What more can be said about Bob Dylan's signature voice that hasn't been said before? His nicotine-stained bark has practically become a clich' of itself and, after 34 albums, on Tempest - his 35th - that old husk still sounds as unsullied as it always has. 35 albums in a career that has exceeded its 50 year mark, for most people that would spell the end of creative output and either retirement or a string of cover albums, however Dylan isn't most people, he never has been and never will be.

Bob Dylan Tempest Album

Tempest is actually one of the man's most creative and musically varied albums, not to mention it shows us that after all these years Dylan is still a master craftsman of powerful, emotive song writing. Here, Dylan continues exploring the basic themes he has been doing over the last decade on 2001's Love and Theft, 2006's Modern Times and 2009's Together Through Life - love, life and death. Particularly that last theme, death, Dylan seems most pervasive of, making this one of darkest albums to date, lyrically at least. At 71, maybe this is Dylan telling us what is playing on his mind now more than anything else. On 'Tin Angel' Dylan sings of a three-way murder/suicide and on 'Long and Wasted Years' he sings: "I ain't seen my family in twenty years/ that ain't easy to understand/ they may be dead by now/ I lost track of them after they lost their lives." A sad but true reflection that we all share one thing in common; the steady inevitable encroachment of death and for him, perhaps, that time may be closer than he'd like to think. Dylan is definitely acting his age (hang your head in shame Jagger) and however morbid it may sound, he is singing of the one thing that perhaps concerns the older generation the most.

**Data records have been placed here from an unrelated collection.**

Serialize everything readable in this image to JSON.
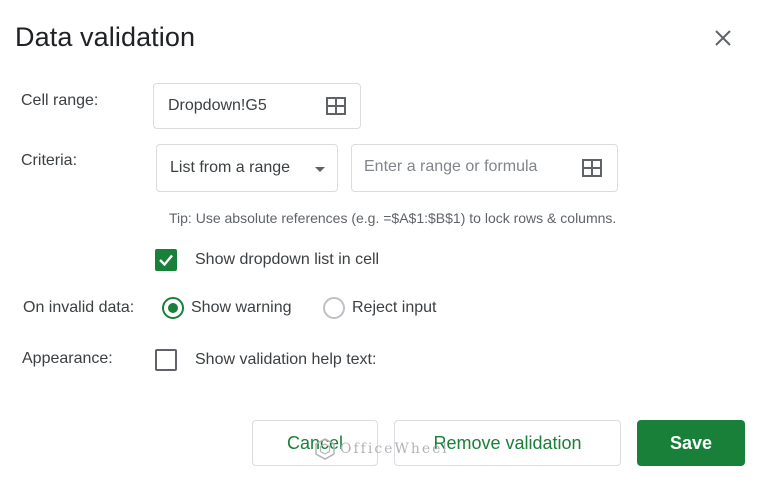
{
  "dialog": {
    "title": "Data validation",
    "close_icon": "close-icon"
  },
  "cell_range": {
    "label": "Cell range:",
    "value": "Dropdown!G5",
    "icon": "grid-icon"
  },
  "criteria": {
    "label": "Criteria:",
    "type_selected": "List from a range",
    "range_placeholder": "Enter a range or formula",
    "icon": "grid-icon",
    "tip": "Tip: Use absolute references (e.g. =$A$1:$B$1) to lock rows & columns."
  },
  "show_dropdown": {
    "label": "Show dropdown list in cell",
    "checked": true
  },
  "invalid_data": {
    "label": "On invalid data:",
    "options": [
      {
        "label": "Show warning",
        "selected": true
      },
      {
        "label": "Reject input",
        "selected": false
      }
    ]
  },
  "appearance": {
    "label": "Appearance:",
    "help_text_label": "Show validation help text:",
    "checked": false
  },
  "buttons": {
    "cancel": "Cancel",
    "remove": "Remove validation",
    "save": "Save"
  },
  "watermark": "OfficeWheel",
  "colors": {
    "accent": "#188038",
    "border": "#dadce0",
    "text": "#3c4043"
  }
}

The album isn't all doom and gloom of course; as already mentioned, this is one of Dylan's most varied albums to date. Take the album opener, the jazzy, pre-rock and roll 'Duquesne Whistle' - a song about a steam-train whistle "blowing like she's never blowed before." He sums up so very eloquently how one simple sound - that of a steam whistle - can evoke so many images in a way that only he can do. 

But back to the death, in particular the epic titular track about the sinking of the Titanic. Not since James Cameron turned it into a love story has one of the most catastrophic human disasters been treated so staggeringly. As well as mentioning Leonardo DiCaprio, he sings of passengers falling to their deaths into the deep icy waters, ("Dead bodies already floating/In the double-bottomed hull") and of men turning murderous in the face of disaster. Dylan has crafted one epic after another throughout his career, but none have conjured up such images of affliction and anguish. 

Ending the album with an ode to his old friend John Lennon, on 'Roll On John' Dylan recalls the passing of his once close friend rather than singing the joys of the life he lived. His use of the 'Day In The Life' lyric "I heard the news today, oh, boy," may be a little late, but it still holds all the significance as it would have done had this song appeared on 1981's Shot of Love. A sad end to an overall sad album - sad, but very good.